Une mobilisation inédite
Dès l’ouverture, le recteur de l’UQAM, Stéphane Pallage, a planté le décor : « Un dollar de fonds publics investi dans l’UQAM produit chaque année entre 8 et 16 dollars pour la société. » Pour lui, la relance du Quartier Latin passe par une valorisation renouvelée de la vie universitaire et de son ancrage urbain. Avec Priscilla Ananian, vice-rectrice associée à la relance, il a initié une démarche inédite au Canada : faire du Quartier Latin le premier quartier apprenant du pays.
Marie Grégoire, présidente-directrice générale de BAnQ, a salué cette initiative qui s’inscrit dans l’ADN de l’institution : « Apprendre à apprendre, apprendre toute la vie… c’est une vocation naturelle pour nous. »
Steven Guilbeault, ministre canadien de l’Environnement et député de Laurier–Sainte-Marie, a lui aussi tenu à saluer « une démarche profondément citoyenne, qui redonne du sens à l’idée de démocratie culturelle », en assurant que le gouvernement fédéral souhaitait être un partenaire actif de cette transformation.
Animée avec justesse par Katerine-Lune Rollet, diplômée de l’UQAM, la journée a bénéficié d’une fluidité remarquable. Elle a su tisser les liens entre des interventions très variées avec une bienveillance et une intelligence saluées par tous.

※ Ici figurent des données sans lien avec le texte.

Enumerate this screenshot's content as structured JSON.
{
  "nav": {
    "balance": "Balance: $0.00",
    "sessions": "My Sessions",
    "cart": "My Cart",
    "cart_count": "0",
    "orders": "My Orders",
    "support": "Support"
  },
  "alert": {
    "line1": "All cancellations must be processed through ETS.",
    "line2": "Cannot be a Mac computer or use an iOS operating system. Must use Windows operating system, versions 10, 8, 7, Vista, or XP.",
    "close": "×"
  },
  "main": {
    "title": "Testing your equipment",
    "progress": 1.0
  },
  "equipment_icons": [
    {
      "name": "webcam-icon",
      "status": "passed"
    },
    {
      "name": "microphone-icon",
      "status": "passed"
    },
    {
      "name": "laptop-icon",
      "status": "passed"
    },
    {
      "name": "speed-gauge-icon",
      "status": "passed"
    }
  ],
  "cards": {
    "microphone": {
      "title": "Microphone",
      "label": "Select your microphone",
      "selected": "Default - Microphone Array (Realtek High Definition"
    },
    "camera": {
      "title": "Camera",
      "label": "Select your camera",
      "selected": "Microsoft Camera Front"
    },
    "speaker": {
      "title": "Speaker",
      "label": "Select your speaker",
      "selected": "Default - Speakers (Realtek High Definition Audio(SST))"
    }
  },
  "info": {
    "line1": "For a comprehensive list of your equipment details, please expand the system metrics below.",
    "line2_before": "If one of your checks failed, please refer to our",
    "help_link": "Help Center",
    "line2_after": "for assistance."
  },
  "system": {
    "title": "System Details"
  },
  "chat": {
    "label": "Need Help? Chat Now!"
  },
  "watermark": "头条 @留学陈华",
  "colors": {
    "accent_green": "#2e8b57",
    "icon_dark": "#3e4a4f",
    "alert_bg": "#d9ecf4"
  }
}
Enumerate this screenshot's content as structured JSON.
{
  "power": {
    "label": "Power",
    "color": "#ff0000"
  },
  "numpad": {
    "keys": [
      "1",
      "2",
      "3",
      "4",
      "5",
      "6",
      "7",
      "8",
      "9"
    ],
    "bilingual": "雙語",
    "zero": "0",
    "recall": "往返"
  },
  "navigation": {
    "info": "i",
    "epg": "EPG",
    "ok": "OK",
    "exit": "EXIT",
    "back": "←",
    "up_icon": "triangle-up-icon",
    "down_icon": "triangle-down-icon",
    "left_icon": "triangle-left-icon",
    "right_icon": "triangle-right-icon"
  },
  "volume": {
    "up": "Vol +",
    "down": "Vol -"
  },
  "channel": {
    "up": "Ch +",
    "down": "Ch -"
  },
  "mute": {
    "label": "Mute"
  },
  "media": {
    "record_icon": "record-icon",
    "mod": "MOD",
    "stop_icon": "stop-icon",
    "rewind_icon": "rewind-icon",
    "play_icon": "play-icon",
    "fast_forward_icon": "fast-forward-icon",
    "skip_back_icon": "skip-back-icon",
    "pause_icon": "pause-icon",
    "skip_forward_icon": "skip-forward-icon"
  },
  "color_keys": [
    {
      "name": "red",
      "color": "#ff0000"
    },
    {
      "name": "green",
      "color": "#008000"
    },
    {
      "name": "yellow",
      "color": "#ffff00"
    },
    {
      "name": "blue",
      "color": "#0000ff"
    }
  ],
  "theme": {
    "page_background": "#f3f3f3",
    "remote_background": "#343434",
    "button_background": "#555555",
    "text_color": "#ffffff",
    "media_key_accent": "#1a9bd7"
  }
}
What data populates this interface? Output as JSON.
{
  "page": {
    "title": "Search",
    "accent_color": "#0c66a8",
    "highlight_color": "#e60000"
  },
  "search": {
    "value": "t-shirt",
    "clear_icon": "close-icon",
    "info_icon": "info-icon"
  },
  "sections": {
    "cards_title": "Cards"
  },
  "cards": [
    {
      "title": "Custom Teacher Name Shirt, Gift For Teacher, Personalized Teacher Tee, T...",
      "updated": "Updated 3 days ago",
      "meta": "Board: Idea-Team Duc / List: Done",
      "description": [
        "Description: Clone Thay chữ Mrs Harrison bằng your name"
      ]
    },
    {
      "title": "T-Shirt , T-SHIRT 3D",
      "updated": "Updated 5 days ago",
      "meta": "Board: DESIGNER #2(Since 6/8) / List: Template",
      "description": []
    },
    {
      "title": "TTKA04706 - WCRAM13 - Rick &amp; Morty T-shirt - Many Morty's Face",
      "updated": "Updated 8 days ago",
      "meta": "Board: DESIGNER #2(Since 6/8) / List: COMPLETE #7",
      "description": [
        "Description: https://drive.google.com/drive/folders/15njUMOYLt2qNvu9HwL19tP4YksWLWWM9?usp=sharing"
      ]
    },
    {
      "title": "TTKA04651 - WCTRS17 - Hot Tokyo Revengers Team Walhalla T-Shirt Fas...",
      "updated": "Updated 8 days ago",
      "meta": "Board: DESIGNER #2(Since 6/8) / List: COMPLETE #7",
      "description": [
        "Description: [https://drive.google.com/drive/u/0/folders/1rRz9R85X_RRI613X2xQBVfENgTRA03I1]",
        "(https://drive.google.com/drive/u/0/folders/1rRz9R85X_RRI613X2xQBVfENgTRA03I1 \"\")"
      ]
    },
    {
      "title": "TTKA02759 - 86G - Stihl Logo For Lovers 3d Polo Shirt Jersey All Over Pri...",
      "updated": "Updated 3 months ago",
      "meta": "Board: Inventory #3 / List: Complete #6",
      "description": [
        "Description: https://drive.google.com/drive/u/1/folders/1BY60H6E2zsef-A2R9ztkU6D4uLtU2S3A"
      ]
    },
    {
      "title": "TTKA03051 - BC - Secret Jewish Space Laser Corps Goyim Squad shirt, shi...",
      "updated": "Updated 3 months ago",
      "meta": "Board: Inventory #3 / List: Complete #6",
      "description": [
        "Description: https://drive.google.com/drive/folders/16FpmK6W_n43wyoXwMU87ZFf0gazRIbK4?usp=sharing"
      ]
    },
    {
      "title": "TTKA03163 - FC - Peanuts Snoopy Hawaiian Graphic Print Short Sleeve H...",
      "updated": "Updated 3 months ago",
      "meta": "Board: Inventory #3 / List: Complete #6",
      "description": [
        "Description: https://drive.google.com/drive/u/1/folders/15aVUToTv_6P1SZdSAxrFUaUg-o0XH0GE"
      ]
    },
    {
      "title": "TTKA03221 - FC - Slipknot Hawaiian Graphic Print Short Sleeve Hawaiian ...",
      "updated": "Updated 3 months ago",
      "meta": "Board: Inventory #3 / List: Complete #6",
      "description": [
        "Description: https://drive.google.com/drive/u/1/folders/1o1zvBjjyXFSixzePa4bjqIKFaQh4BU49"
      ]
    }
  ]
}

Un quartier qui veut apprendre… de lui-même
Tout au long de la journée, le concept de « quartier apprenant », issu du réseau mondial des villes apprenantes de l’UNESCO, a été décliné dans une multitude de contextes. Pour Priscilla Ananian, ce modèle colle parfaitement à la réalité du Quartier Latin, où se côtoient chaque jour plus de 60 000 personnes, des institutions d’enseignement de tous niveaux et une richesse culturelle unique. « Mais il est en quête d’identité », a-t-elle prévenu, plaidant pour que les savoirs citoyens puissent pleinement dialoguer avec les savoirs institutionnels.
Le plan d’action présenté repose sur quatre vocations historiques : culturelle, éducative, sociale et résidentielle. Il mise sur une approche transversale où les projets se construisent avec les citoyens, à partir des ressources déjà présentes dans le quartier.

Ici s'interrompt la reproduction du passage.